Open the file extracted from above and we have now arrived at the second layer of obfuscated data. I can see a few interesting things but this part seems to be heavily obfuscated and nothing is apparent to me. A good start would be to examine the code starting from the last line. Usually these scripts move into the next layer through exec and eval calls located after all the code reconstruction. But I like to investigate a little bit so my first course of action in this case is to open up the python interpreter and go through this code line by line. The cool thing about Python is that you can print pretty much anything and you’ll get some information out of that. So as I go line by line in the interpreter I’ll copy a few variables and calls and print them and see what comes up.

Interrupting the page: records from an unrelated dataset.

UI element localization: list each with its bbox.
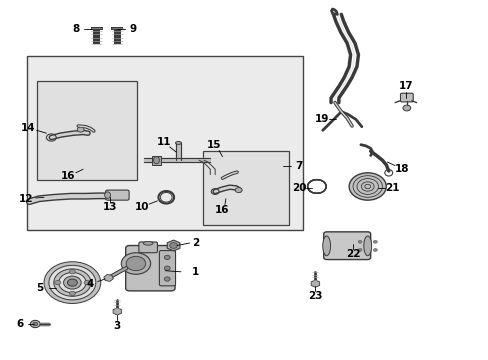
Text: 1: 1 bbox=[192, 267, 199, 277]
Text: 19: 19 bbox=[314, 114, 328, 124]
Circle shape bbox=[77, 127, 84, 132]
Text: 9: 9 bbox=[129, 24, 136, 34]
FancyBboxPatch shape bbox=[125, 246, 175, 291]
Circle shape bbox=[126, 256, 145, 271]
Circle shape bbox=[44, 262, 101, 303]
Circle shape bbox=[59, 273, 86, 293]
Bar bbox=[111, 27, 123, 30]
Circle shape bbox=[348, 173, 386, 200]
Text: 14: 14 bbox=[21, 123, 36, 133]
Text: 10: 10 bbox=[134, 202, 149, 212]
Bar bbox=[114, 28, 121, 44]
Circle shape bbox=[357, 240, 361, 243]
Text: 13: 13 bbox=[102, 202, 117, 212]
FancyBboxPatch shape bbox=[323, 232, 370, 260]
Circle shape bbox=[121, 253, 150, 274]
Circle shape bbox=[49, 265, 96, 300]
Bar bbox=[91, 27, 102, 30]
Circle shape bbox=[69, 291, 75, 296]
Text: 8: 8 bbox=[72, 24, 79, 34]
Bar bbox=[203, 151, 288, 225]
FancyBboxPatch shape bbox=[159, 251, 175, 286]
Text: 16: 16 bbox=[215, 204, 229, 215]
FancyBboxPatch shape bbox=[400, 93, 412, 102]
Text: 22: 22 bbox=[345, 249, 360, 259]
Bar bbox=[27, 56, 303, 230]
Bar bbox=[93, 28, 100, 44]
Ellipse shape bbox=[104, 192, 110, 198]
Text: 6: 6 bbox=[16, 319, 23, 329]
Text: 5: 5 bbox=[37, 283, 43, 293]
Ellipse shape bbox=[322, 236, 330, 256]
Text: 20: 20 bbox=[291, 183, 306, 193]
Text: 16: 16 bbox=[61, 171, 76, 181]
Text: 17: 17 bbox=[398, 81, 412, 91]
Ellipse shape bbox=[143, 242, 153, 245]
Circle shape bbox=[402, 105, 410, 111]
Circle shape bbox=[69, 270, 75, 274]
Text: 21: 21 bbox=[384, 183, 399, 193]
Circle shape bbox=[357, 248, 361, 251]
Ellipse shape bbox=[153, 157, 159, 164]
Bar bbox=[151, 156, 161, 165]
Circle shape bbox=[373, 248, 377, 251]
Text: 23: 23 bbox=[307, 291, 322, 301]
Circle shape bbox=[373, 240, 377, 243]
Circle shape bbox=[164, 266, 170, 270]
Bar bbox=[37, 81, 137, 180]
Text: 15: 15 bbox=[206, 140, 221, 150]
Text: 12: 12 bbox=[19, 194, 33, 204]
Circle shape bbox=[164, 255, 170, 260]
FancyBboxPatch shape bbox=[139, 242, 157, 253]
Ellipse shape bbox=[363, 236, 371, 256]
Circle shape bbox=[164, 277, 170, 281]
Text: 11: 11 bbox=[156, 137, 171, 147]
Circle shape bbox=[169, 243, 177, 248]
Ellipse shape bbox=[175, 141, 181, 144]
Circle shape bbox=[63, 276, 81, 289]
Circle shape bbox=[54, 269, 91, 296]
Circle shape bbox=[55, 280, 61, 285]
Circle shape bbox=[235, 188, 242, 193]
Text: 18: 18 bbox=[394, 164, 408, 174]
Circle shape bbox=[33, 322, 38, 326]
Text: 7: 7 bbox=[295, 161, 303, 171]
Text: 4: 4 bbox=[86, 279, 94, 289]
Text: 2: 2 bbox=[192, 238, 199, 248]
Circle shape bbox=[67, 279, 77, 286]
Circle shape bbox=[84, 280, 90, 285]
Text: 3: 3 bbox=[114, 321, 121, 331]
Circle shape bbox=[30, 320, 40, 328]
FancyBboxPatch shape bbox=[105, 190, 129, 200]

As I go through the code and print random stuff I notice there’s a few code objects and an ast object. The code objects contain python bytecode and would be useful but a more efficient way to get the source from this is to reverse the ast object. An ast object holds a structured tree of python objects, including values and operations. It is created after line 16 has executed. I used the ast and astor library to reconstruct the source code and write it to a file.

Why does the script crash when I execute line 17 in the interpreter?

It uses the __file__ special variable to get its own file path, in the interpreter this is undefined that’s why it crashes. ast uses the filename for nonessential things and can be worked around by defining __file__ or replacing the filename argument with any string.

import ast, astor
mod, fname, mode = (________, _____.____________________(), _____._________________(_____._______________________())[_.__ ** _.__ + _._] + _____._________________(_____._______________())[_.__] + _____._________________(_____._______________________())[_.__ ** _.__ + _._] + _____._________________(_____._______________________())[_.___])
ast.fix_missing_locations(mod)
src = astor.to_source(mod)
open('recovered_payload.py', 'w', encoding='utf-8').write(src)

Opening the third layer we just produced, I can see the light at the end of the tunnel. This one is really easy to reverse. Turn the string into bytes and then base 85 decode it. Or just change the exec into a print and run it. You should see the flag printed.

Enter the flag on The Range to complete this challenge.